If Mom were still alive, today would have been her 90th birthday. Celebrating Mom’s birthday was always a huge priority for our family, so the date of June 6th is really emblazoned in my memory. I remember once telling Mom that she was born on D-Day, and she quickly corrected me by saying, “No Ralphie, they launched D-Day on my birthday!” And she was quite right—she was here long before D-Day.
Besides being D-Day, the 6th of June seemed to be a magnet for special events in our family. Mom and Dad were married on June 6th. My brother and I graduated on June 6th. It has always been a very special date on the calendar for our family.
It is hard to believe but it has already been ten years since we had the last really big birthday party for Mom. We had surprise parties for her 70th and her 75th, and both of those experiences convinced us that, what with her weakening physical condition, it would definitely NOT be a good idea to have a surprise party for her on her 80th birthday. (At least not if we wanted her to be around for her 81st birthday!) And so the task became one of convincing her that we should have a party for her 80th. She was absolutely against it. She did not like it at all when we made a big deal about her birthday. All she ever really wanted was to be together with me, my brother and his wife. On the other hand, it began to become clear that part of her really wanted to get together with a larger group of her family and her friends. And so the negotiating began. It wouldn’t be a party, it would be a Mass of Thanksgiving followed by a reception. No one should be allowed to bring gifts, because the way she saw it everyone had been a gift to her throughout her life and she wanted this gathering to be a way of saying “thank you” to everyone who had filled her life with so much love and joy over the years. And so the decision was made to go ahead with the celebration and the invitations went out—which is when the fun really started.
I still have the recordings of Mom calling me and leaving me a message every time someone called to tell her that they were going to be coming to her party. It brought her such great joy to call me and let me know that this special cousin or that special friend was going to be coming. She got more and more excited with each passing day. (By the way, the reason that I still have all of those recordings is really a fluke of my geekiness. At that time in my life my Mac was also my answering system. Little did I realize that there was a folder filling up with archival copies of all of my phone messages. After Mom passed away and before I began a dubious and short lived flirtation with PCs, I did some file cleaning on the Mac and found over one hundred phone messages that Mom had left me during that time, all of which I still have and treasure to this day.)
When the big day finally arrived, it was more than any of us could ever have hoped for. Mom had such a delightful time and she really had the chance to visit with so many of the people who she loved so very much. And something pretty special happened: everyone knew that they were not supposed to bring presents, but a lot of people really felt like they should bring Mom at least some kind of small gift. Knowing Mom’s great love for angels, she received about two dozen statues and figurines of angels for her birthday. She was so happy and couldn’t wait to get home to find a special place in the house for each and every one of them. Needless to say, we still have each and every one of those special angels as a wonderful memory of that great celebration.

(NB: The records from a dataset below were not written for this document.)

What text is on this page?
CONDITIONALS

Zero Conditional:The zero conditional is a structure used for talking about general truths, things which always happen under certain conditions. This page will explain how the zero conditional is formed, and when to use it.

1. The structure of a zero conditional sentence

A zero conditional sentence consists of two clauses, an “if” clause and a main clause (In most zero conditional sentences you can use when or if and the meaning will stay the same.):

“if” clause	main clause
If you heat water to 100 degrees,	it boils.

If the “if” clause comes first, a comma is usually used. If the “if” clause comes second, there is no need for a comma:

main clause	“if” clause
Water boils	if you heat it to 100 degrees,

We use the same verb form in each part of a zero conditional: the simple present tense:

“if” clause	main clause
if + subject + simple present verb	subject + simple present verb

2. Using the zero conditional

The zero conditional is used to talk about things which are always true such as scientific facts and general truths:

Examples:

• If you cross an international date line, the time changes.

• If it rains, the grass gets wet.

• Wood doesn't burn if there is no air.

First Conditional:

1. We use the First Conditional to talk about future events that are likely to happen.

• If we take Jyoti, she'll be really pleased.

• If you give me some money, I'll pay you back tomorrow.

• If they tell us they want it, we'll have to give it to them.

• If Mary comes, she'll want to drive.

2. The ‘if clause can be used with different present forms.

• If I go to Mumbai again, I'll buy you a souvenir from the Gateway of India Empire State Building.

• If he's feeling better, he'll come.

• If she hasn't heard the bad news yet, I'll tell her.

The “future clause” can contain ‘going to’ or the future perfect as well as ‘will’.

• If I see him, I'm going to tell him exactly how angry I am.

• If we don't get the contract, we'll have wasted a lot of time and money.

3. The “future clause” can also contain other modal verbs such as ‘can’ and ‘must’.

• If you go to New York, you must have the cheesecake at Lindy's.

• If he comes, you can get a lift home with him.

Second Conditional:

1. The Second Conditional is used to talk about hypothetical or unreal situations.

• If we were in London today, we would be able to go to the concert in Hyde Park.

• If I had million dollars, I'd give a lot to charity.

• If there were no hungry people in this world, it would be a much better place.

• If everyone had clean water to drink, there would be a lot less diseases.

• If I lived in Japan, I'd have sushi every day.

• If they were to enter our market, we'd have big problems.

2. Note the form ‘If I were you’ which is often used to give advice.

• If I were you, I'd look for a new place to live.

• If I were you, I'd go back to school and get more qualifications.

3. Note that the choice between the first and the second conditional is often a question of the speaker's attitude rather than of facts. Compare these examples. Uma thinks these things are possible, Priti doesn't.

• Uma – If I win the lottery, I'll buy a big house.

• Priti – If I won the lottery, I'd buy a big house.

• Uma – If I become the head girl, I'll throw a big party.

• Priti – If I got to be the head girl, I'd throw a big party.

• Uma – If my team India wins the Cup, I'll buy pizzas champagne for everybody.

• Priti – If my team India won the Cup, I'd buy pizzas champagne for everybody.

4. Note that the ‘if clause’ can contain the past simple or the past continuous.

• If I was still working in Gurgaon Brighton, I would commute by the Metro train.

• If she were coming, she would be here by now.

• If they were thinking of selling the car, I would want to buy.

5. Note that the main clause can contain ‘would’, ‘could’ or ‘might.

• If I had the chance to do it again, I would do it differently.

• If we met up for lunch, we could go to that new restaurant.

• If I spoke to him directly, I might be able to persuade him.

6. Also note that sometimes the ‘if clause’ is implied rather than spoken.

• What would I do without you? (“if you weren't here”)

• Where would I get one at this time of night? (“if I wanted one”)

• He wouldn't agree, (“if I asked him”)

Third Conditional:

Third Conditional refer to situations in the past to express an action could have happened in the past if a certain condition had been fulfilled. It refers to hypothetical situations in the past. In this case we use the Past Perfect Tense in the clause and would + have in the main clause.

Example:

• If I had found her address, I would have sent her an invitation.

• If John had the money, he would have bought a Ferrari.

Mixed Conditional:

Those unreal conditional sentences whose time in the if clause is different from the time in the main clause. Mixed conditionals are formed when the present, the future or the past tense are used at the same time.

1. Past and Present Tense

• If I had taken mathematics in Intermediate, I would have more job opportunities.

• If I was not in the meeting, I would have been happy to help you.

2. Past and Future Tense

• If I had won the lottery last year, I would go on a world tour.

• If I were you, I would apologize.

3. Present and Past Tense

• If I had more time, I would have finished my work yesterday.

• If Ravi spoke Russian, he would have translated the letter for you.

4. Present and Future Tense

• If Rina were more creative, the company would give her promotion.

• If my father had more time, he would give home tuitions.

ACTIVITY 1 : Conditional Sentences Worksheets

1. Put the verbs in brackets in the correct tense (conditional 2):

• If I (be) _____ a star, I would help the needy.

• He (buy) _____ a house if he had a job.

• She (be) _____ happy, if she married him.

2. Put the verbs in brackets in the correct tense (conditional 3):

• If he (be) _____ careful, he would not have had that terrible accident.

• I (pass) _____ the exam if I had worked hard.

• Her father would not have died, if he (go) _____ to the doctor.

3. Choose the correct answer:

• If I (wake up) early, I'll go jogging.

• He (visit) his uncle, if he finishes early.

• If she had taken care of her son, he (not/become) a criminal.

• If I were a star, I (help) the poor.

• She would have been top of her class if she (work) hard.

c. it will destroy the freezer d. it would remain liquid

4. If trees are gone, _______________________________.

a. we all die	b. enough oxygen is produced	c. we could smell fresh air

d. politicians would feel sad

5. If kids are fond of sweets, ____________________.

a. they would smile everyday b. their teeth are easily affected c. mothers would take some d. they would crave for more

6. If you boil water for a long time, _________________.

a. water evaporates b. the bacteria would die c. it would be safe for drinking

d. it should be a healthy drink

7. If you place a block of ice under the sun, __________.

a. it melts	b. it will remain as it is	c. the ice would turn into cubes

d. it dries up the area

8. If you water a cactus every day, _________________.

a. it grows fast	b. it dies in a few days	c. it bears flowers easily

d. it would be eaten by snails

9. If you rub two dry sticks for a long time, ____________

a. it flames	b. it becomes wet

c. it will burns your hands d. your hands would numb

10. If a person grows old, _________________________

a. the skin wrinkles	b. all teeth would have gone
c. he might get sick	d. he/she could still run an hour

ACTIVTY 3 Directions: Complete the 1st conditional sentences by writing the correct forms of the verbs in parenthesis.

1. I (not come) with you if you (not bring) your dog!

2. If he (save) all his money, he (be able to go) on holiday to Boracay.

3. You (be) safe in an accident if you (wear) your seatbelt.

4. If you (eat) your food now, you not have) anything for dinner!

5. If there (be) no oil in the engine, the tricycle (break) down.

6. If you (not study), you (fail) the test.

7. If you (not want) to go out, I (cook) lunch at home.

After a few days had passed and I had a chance to show Mom the rather informal video that we had taken of the party, she said something pretty incredible: “Thank God I had the chance to celebrate with all of my family and my friends while I still have my health and could still really enjoy myself. I have a funny feeling that the next time everyone gets together it won’t be for my 85th.” As it turned out, our last family birthday celebration with Mom was just us for her 83rd birthday in 2001. Mom passed away in January of 2002, just a little over four months shy of her 84th birthday. And her family and friends did get together again that cold and snowy day, so far from the beauty of June 6th. Another kind of Mass to celebrate and give thanks for her life, and another kind of reception to thank everyone for the gift of their love and support for her and for all of us.
So now Mom is celebrating her 90th birthday with all of her family and friends who are with her in heaven. And now the angels are the real thing, not just statues and figurines. One day I’ll be there at that party too. But until then, I’m watching the video again, playing back some of those awesome phone messages, and looking at her precious angels all around her house. Happy birthday, Mommy! We love you, we miss you, and we will always celebrate June 6th as a special day, a day filled with love and many, many happy memories!
1 comment:
Today is June 6th, 2009. We celebrated my brothers life today at St. Turibius Church. His name was Jimmy Gardner, 7/28/57 to 6/02/09. After reading about your mother, I realized that June 6th is an important date for you. I want to thank you for sharing this day with us. You have brought me so much closer to my Faith. With that being said, I hope to see you again as you are an inspiration. Thank you, Jean Martinez.